Hello from the dark purple.
:(
Hello from the dark purple.
:(
Well there goes a part of my Sunday. Now I have to go try to represent some kind of opposing viewpoint on this garbage. Finally Senator Nelson caves and votes for the damn thing and now Huckabee wants to come rally? Whatever dude. I’ll be there so you know that Nebraska is not giving you a free pass on this one.
This is how I feel today.
Being a geek, I spent most of the morning playing on Google Maps. I was trying to find the closest point to me where I could stand at the intersection of three states. The Missouri River is thwarting the easiest option: Sioux City. North Sioux City is in South Dakota, Sioux City is in Iowa, and South Sioux City is in Nebraska. Stupid river.

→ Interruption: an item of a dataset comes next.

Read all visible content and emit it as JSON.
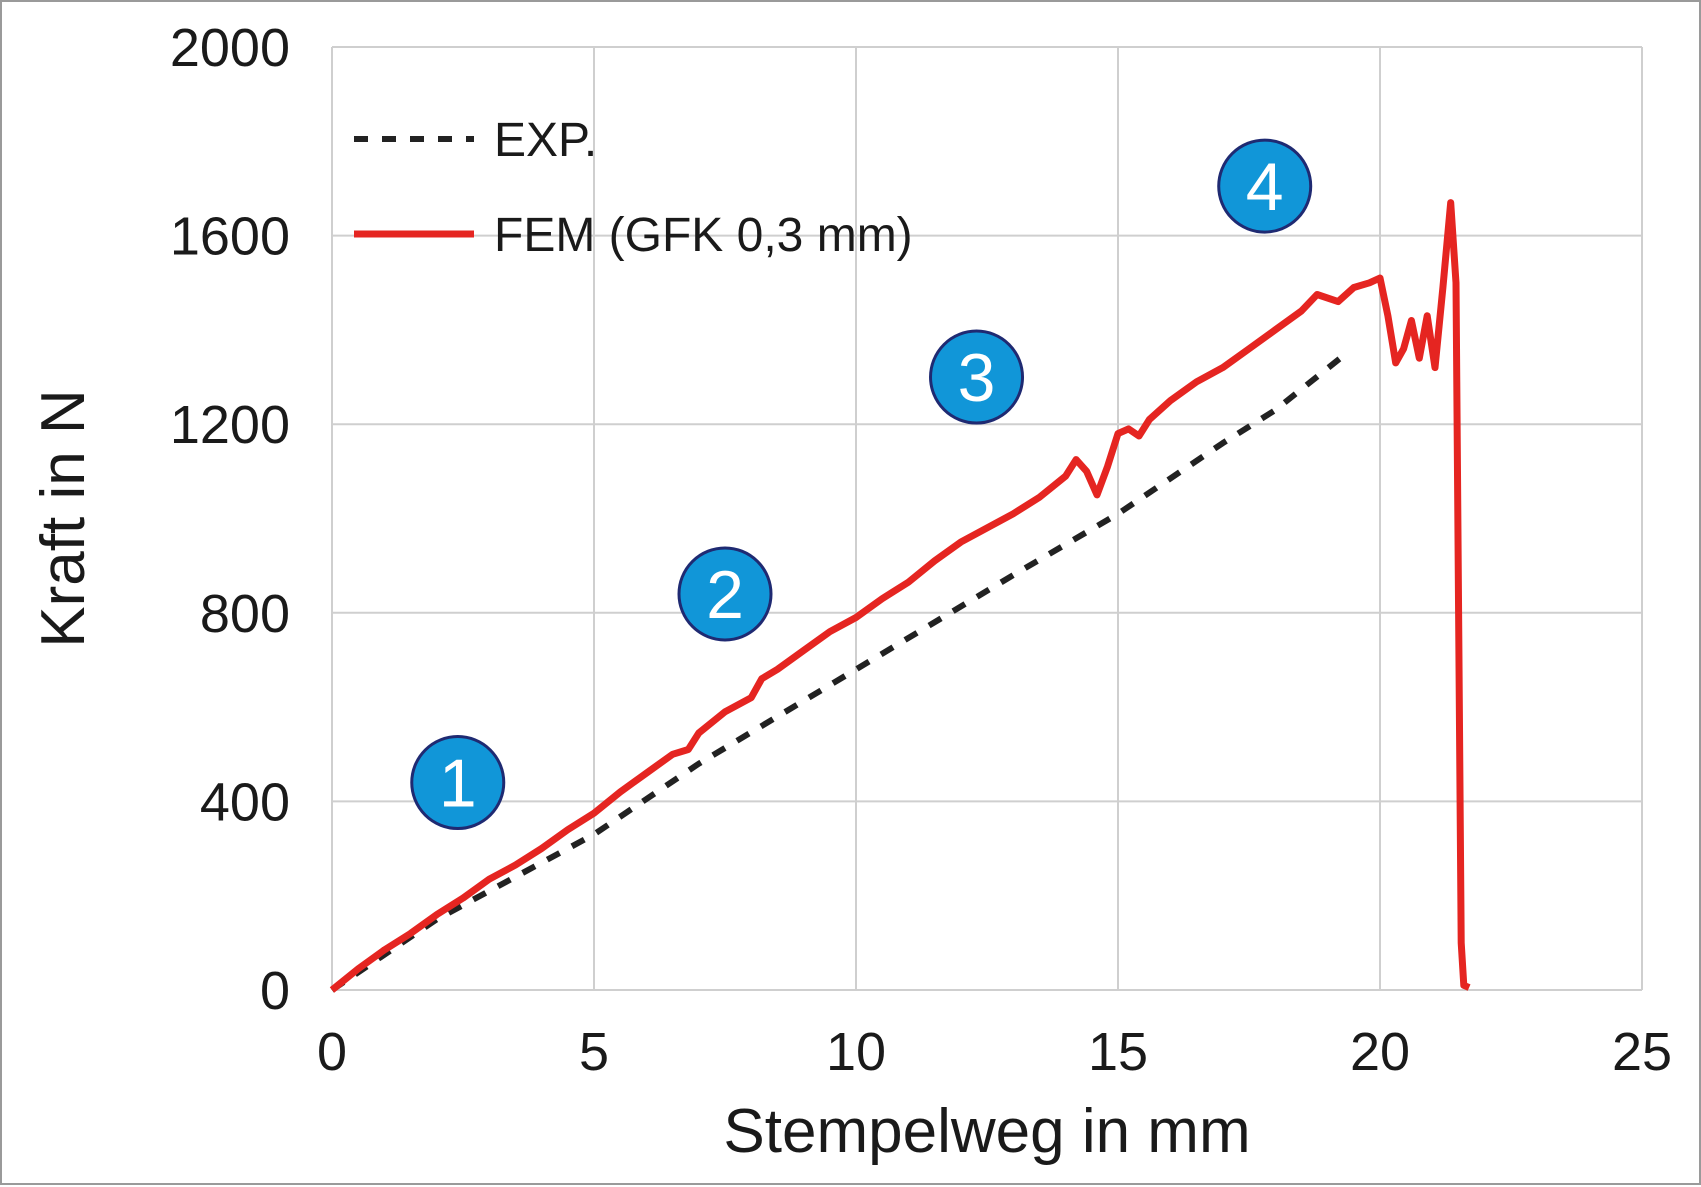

It looks like I’m about a three-hour drive away from the closest “standable” point which would be the South Dakota/Minnesota/Iowa border east of Sioux Falls. The point where the states meet appears to be at the intersection of — get this — 488th Avenue and 268th Street. I guess the government just said “fuck it” and gave up naming the streets after a while.
Wanderlust? What wanderlust?
I really, really hate it.
After four and a half years in Phoenix, being back in Nebraska over the summer was a treat. I could walk outside whenever I want, there were fireflies, and nobody has to dash straight from their car into their offices to avoid being outside and melting due to the heat.
Quickly, the summer turned to fall and the leaves on the trees were a forgotten delight. It was fun seeing kids all bundled up for Halloween and it was almost quaint the way I had to actually turn on my gas heater. Heater! Because sometimes the house isn’t warm enough! Ha ha! Oh, Arizona, you are a distant memory.
And now, it’s the dead of winter and I’m ill-equipped to deal with the ridiculous snow. I bought sweaters (three!) and scarves (four!) and gloves (three pairs!) and a cute hat that matches my winter coat (purchased in February in Scottsdale for like $30!) and forgot that (oh yeah!) I’d need boots, too. Winter boots. For the stupid snow.
So here we are, two days after a blizzard in the beginning of December, and I’m already sick of winter. I’m sick of scraping ice off my windshield. I’m sick of using the defroster. I’m sick of fogging up my lenses when I wear glasses. I’m sick of stiff-leggedly padding across parking lots looking like a newborn fawn attempting to walk.
At this moment, in this instance: I’m sick of living here.
I’m really glad that my job’s Expo is over. Here’s how I keep track of work stuff: giant whiteboard.
There is considerably more blank space now!